Mediapipe Autoflip Integration

Katna uses python multiprocessing to create a pool of processes based on the number of cpu cores on machine, and launch processes to resize video on these cores. For example on a 12 core machine, if 4 videos needs to be resized in parallel, Katna will launch mediapipe autoflip pipeline for 4 videos on 4 cores.

Since mediapipe is installed outside of Katna, mediaipie autoflip pipeline is launched using the python subprocess module. To ensure smooth run, Katna needs build autorun directory path (where binaries are build) and also the mediapipe models directory which containe tflite (tensorflow lite models for CPU). Internally, Katna creates a simlink to the models folder directory during its instance of execution. This allow Katna to access the models file required to run autoflip pipeline.

Below you can see a simple architecture describing the integration:

Katna Mediapipe Autoflip Integration

Katna provides an interface to configure autoflip. This enables Katna to hide the complexity of autoflip graphs configuration (.pbtxt file) and provide users will relevant configurations in the form of python friendly dictionary. Behind the scenes, Katna will create a temporary graph (.pbtxt) file based on the configuration provided and use it to run the autoflip pipeline.

Katna users can check temp_pbtxt directory when the pipeline is running to look at the mediapipe autoflip graph file. The folders gets deleted automatically when the pipeline finishes its execution.

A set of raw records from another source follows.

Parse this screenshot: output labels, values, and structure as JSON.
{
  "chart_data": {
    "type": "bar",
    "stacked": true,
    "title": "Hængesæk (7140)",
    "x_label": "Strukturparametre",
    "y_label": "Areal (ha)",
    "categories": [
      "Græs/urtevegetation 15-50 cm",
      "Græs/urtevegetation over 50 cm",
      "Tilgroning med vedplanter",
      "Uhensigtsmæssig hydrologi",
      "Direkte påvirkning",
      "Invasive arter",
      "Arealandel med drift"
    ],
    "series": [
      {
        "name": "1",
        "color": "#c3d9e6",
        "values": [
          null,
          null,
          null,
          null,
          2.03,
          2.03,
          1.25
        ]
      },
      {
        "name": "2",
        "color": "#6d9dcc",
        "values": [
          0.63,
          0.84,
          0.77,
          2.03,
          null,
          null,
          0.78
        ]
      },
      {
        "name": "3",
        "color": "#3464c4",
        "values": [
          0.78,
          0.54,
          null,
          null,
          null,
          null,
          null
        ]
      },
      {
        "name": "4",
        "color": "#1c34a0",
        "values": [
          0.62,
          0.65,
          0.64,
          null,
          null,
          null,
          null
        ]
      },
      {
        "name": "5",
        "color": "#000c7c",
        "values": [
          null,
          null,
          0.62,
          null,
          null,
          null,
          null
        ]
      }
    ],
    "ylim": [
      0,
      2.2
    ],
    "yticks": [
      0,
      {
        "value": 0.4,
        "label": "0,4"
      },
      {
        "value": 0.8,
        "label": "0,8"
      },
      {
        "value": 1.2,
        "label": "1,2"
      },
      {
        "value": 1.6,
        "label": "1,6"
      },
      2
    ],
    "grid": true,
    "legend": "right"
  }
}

To check the list of configurable options, check Katna.video_resize module.

Katna.image Module:

This module handles the task(s) for smart cropping. The Smart crop feature tries to automatically identify important image areas where the user will focus more and tries to retain it while cropping. For a given input cropping dimension/final output image size, Katna.image works by first extracting all possible image crop given crop specification using katna.crop_extractor module, Katna.crop_selector module then uses various filtering and selection criteria to select best crops from list of image crops. Let’s read more about these two modules in details.

Katna.crop_extractor module

Katna.crop_extractor module works by given a crop specification using a sliding window approach it first calculates all possible crop see _get_all_possible_crops() function inside Katna.crop_extractor module. Additionally it applies rule of third and crop rectangle distance from edge score. Configurations related to these scoring rules could be edited in Katna.config.CropScorer module.

Katna.crop_selector module

After returning candidate crops from crop_extractor module Katna.crop_selector module first does further filtering using Katna.image_filters filters. At the moment only text filter is supported. Text filter ensures that if cropped rectangle contains text, texts present is not abruptly cropped.

After performing crop_filtering crop selection is done by first calculating additional crop scoring is done based on following criteria: Saliency, edge features and Face features. This score is then combined with rule of third and crop distance from edge feature calculated in crop_extractor module. Configurations related to these scoring rules could be edited in Katna.config.CropScorer, Katna.config.EdgeFeature, Katna.config.FaceFeature modules.